On Monday 14th October, I watched a BBC Panorama programme entitled “Climate Change: What can we do?”, which again focused on changes we can all make to our everyday lives to help mitigate climate change. Suggestions included swapping beefburgers for insect burgers (a little too far for me!), as well as cutting down on travel, switching to electric vehicles, using public transport or walking wherever possible.
The programme featured a retrofit scheme of council houses in Nottingham, being undertaken by Melius Homes, with a jaw dropping statistic that 29 million homes need to become carbon free to meet the Net Zero targets set by the UK Government. To do this, the need for more financial incentives was highlighted – the Nottingham scheme cost £80,000 per house to retrofit.

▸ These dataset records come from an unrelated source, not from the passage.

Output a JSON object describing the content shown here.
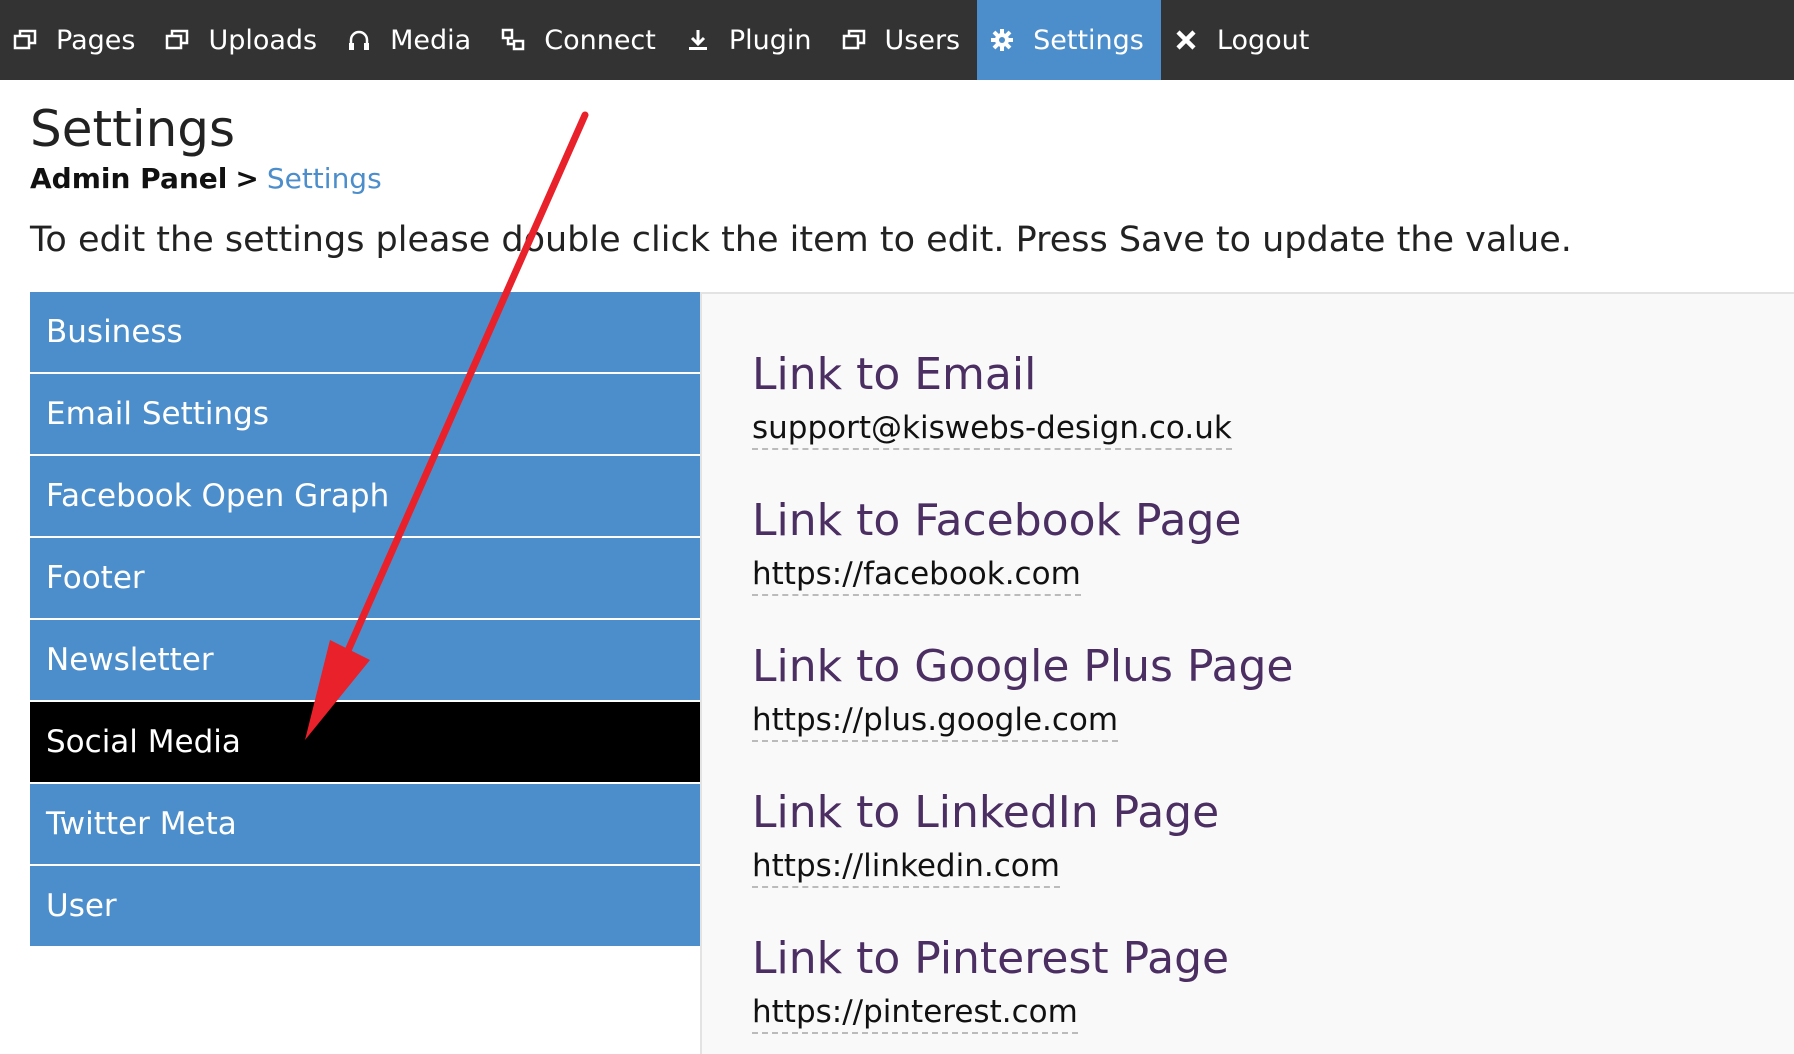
{
  "nav": {
    "items": [
      {
        "label": "Pages",
        "icon": "window-icon"
      },
      {
        "label": "Uploads",
        "icon": "window-icon"
      },
      {
        "label": "Media",
        "icon": "headphones-icon"
      },
      {
        "label": "Connect",
        "icon": "connect-icon"
      },
      {
        "label": "Plugin",
        "icon": "download-icon"
      },
      {
        "label": "Users",
        "icon": "window-icon"
      },
      {
        "label": "Settings",
        "icon": "gear-icon"
      },
      {
        "label": "Logout",
        "icon": "close-icon"
      }
    ],
    "active": "Settings"
  },
  "header": {
    "title": "Settings",
    "breadcrumb_root": "Admin Panel",
    "breadcrumb_sep": ">",
    "breadcrumb_current": "Settings",
    "instructions": "To edit the settings please double click the item to edit. Press Save to update the value."
  },
  "sidebar": {
    "items": [
      {
        "label": "Business"
      },
      {
        "label": "Email Settings"
      },
      {
        "label": "Facebook Open Graph"
      },
      {
        "label": "Footer"
      },
      {
        "label": "Newsletter"
      },
      {
        "label": "Social Media"
      },
      {
        "label": "Twitter Meta"
      },
      {
        "label": "User"
      }
    ],
    "active": "Social Media"
  },
  "settings": [
    {
      "label": "Link to Email",
      "value": "support@kiswebs-design.co.uk"
    },
    {
      "label": "Link to Facebook Page",
      "value": "https://facebook.com"
    },
    {
      "label": "Link to Google Plus Page",
      "value": "https://plus.google.com"
    },
    {
      "label": "Link to LinkedIn Page",
      "value": "https://linkedin.com"
    },
    {
      "label": "Link to Pinterest Page",
      "value": "https://pinterest.com"
    }
  ],
  "colors": {
    "topbar": "#333333",
    "accent": "#4c8ecb",
    "active_menu": "#000000",
    "setting_label": "#4b2e62",
    "annotation": "#e8212a"
  }
}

Despite reporting that currently 47% of the UK’s energy supply is still fossil fuel based, on the same day, the Guardian reported that renewable electricity overtook fossil fuels in the UK for the first time over the last quarter. This quarter was reported as being the first time since 1882 that electricity from British windfarms, solar panels and biomass plants has surpassed fossil fuels. This fact means we are on track to meet the National Grid’s prediction “that 2019 will be the first year since the Industrial Revolution that zero-carbon electricity overtakes gas and coal-fired power”.
Meanwhile climate strikes continued to dominate news headlines across the globe, as people ask their governments to do more. But, on a trip to London this week, I couldn’t help thinking about the irony of the unintended consequences of these climate strikes. While large groups of protesters adorned Trafalgar Square, others lay down in the streets, climbed atop tube trains, and even stuck themselves to a Docklands Light Railway (DLR) train, two helicopters circled constantly and swarms of police vans sat with their engines idling, only contributing to the poor air quality that the workers and inhabitants of London endure daily and to the very emissions at the heart of the protests! As a result of road closures and disruptions to the Jubilee Line and the DLR, which were both partially shut down, traffic build-up increased on surrounding roads, as people sought alternative routes or even alternative modes of transport, such as taxis – again only adding to air pollution in the city. While we all agree we’re in the throws of a climate emergency, we might question whether this level of disruption simply adds to the problem, rather than having any positive affect.
So, we will continue our mission to decarbonise the built environment, safe in the knowledge that this work will have a real impact in mitigating against climate change.
Also, check out the Future Homes Standard Consultation released earlier this month, which will require all new build homes to be future-proofed with low carbon heating and world-leading levels of energy efficiency, due to be introduced by 2025.